I'm moving toward empirical AI economics: how AI adoption is actually changing professional work, and why adoption patterns diverge from theoretical capability.
| Repo | What it shows |
|---|---|
| ma-premium-bunching | Do acquisition premia bunch at round numbers like offer prices do? On 320 US cash takeovers, offer prices cluster hard (37% end in .00) but premia do not (21% on a 5% multiple vs 20% by chance); a spine test shows the faint premium roundness is mechanical inheritance from round prices. |
| ai-credit-risk | Is AI displacement risk priced in corporate bonds? A firm-level exposure measure (industry automatability times labor intensity) on monthly Z-spreads for 344 issuers, with finance subsidiaries mapped to parents through the LSEG ultimate-parent id. A clean, well-identified null: point estimates are right-signed but only the rating-controlled cross-section is marginally significant, and the adoption channel does not separate. |
| ai-exposure-firm-outcomes | Does a firm's exposure to AI show up in its stock returns or fundamentals?

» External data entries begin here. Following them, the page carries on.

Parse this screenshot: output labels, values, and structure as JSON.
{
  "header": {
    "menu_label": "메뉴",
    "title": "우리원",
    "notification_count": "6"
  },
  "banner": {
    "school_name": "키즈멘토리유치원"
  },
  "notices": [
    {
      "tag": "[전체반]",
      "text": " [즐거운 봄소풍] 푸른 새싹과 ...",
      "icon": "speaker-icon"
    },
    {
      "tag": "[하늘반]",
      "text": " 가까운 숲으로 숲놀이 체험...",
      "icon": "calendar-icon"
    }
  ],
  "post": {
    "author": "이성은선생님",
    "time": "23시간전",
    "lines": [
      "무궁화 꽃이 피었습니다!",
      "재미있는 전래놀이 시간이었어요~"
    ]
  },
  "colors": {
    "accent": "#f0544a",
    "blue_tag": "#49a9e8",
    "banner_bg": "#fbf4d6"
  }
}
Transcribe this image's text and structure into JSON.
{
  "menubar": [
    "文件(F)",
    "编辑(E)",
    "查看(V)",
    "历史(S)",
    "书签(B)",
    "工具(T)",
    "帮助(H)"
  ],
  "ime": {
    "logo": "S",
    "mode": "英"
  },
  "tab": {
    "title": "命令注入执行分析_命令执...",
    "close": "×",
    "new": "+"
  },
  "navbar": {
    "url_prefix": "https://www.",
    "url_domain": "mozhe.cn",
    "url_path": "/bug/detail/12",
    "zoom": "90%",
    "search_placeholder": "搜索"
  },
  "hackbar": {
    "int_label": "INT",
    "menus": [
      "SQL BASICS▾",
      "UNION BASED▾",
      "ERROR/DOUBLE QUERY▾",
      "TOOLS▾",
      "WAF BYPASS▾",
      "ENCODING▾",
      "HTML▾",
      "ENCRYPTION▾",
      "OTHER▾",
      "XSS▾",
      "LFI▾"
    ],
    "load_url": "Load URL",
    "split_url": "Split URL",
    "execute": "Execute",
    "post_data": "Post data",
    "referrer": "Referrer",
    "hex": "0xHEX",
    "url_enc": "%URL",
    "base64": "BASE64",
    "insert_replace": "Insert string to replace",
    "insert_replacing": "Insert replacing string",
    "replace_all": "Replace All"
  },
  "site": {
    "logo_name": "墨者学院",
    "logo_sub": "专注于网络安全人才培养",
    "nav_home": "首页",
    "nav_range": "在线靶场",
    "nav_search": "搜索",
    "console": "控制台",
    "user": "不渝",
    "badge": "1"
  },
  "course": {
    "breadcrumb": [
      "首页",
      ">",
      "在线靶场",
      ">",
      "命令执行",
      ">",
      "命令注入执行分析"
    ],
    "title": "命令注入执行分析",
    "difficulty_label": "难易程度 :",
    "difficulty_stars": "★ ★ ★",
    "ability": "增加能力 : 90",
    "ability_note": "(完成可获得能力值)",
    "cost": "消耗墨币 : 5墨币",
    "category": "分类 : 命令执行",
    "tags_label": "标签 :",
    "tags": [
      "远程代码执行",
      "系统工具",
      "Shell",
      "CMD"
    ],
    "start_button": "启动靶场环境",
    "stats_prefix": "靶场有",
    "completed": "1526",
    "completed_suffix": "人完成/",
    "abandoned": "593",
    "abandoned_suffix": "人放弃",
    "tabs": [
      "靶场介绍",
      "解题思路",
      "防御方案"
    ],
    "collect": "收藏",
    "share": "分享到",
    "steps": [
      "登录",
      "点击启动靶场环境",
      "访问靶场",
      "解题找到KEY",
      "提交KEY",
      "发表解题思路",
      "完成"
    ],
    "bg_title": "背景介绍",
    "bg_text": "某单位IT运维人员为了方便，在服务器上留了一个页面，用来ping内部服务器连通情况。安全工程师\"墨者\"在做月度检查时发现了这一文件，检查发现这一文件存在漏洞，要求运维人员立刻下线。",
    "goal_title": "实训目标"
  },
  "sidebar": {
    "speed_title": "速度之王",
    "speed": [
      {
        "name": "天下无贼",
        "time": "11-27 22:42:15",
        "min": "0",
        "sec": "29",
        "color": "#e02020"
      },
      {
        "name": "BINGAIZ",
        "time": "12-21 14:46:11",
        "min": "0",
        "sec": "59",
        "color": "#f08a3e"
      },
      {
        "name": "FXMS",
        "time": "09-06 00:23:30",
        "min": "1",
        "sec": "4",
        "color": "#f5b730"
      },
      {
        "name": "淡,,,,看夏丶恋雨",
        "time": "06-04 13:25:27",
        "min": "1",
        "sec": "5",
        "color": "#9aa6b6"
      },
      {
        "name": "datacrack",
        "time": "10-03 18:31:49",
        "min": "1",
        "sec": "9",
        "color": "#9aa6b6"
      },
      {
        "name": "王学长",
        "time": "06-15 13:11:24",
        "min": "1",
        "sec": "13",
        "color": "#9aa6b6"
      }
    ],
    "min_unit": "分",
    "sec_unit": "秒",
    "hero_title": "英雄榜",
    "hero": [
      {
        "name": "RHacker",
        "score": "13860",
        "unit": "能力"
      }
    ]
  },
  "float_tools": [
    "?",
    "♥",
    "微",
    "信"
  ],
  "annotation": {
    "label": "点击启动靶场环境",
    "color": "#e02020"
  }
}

A firm-level AI measure built from 10-K text, tested with Fama-French event studies and fixed-effects panels. No robust effect, and the paper shows why industry-level exposure measures are too collinear and why exposure event studies carry pre-trends. |
| rl-trading-agent | DQN comparing four reward designs under transaction costs. The agent loses to buy-and-hold out of sample, and the result is how much reward design alone changes behaviour. |
| credit-risk-pd | Macro-conditional default probabilities via the Belkin one-factor model, with parameter-recovery tests on synthetic data. |
| capital-structure-rf | Random forest vs linear baselines for corporate capital structure, served via a Shiny app (R). |
| jump-diffusion-pricing | Merton jump-diffusion simulation, calibration, and tail-risk pricing vs Black-Scholes. |
| click-fund-derivatives | Closed-form and Monte Carlo pricing of a capital-protected structured product. |
Coming July 2026: my MSc thesis code, an interpretable ML framework (XGBoost + SHAP) predicting post-merger operating performance on 4,229 public-firm M&A transactions.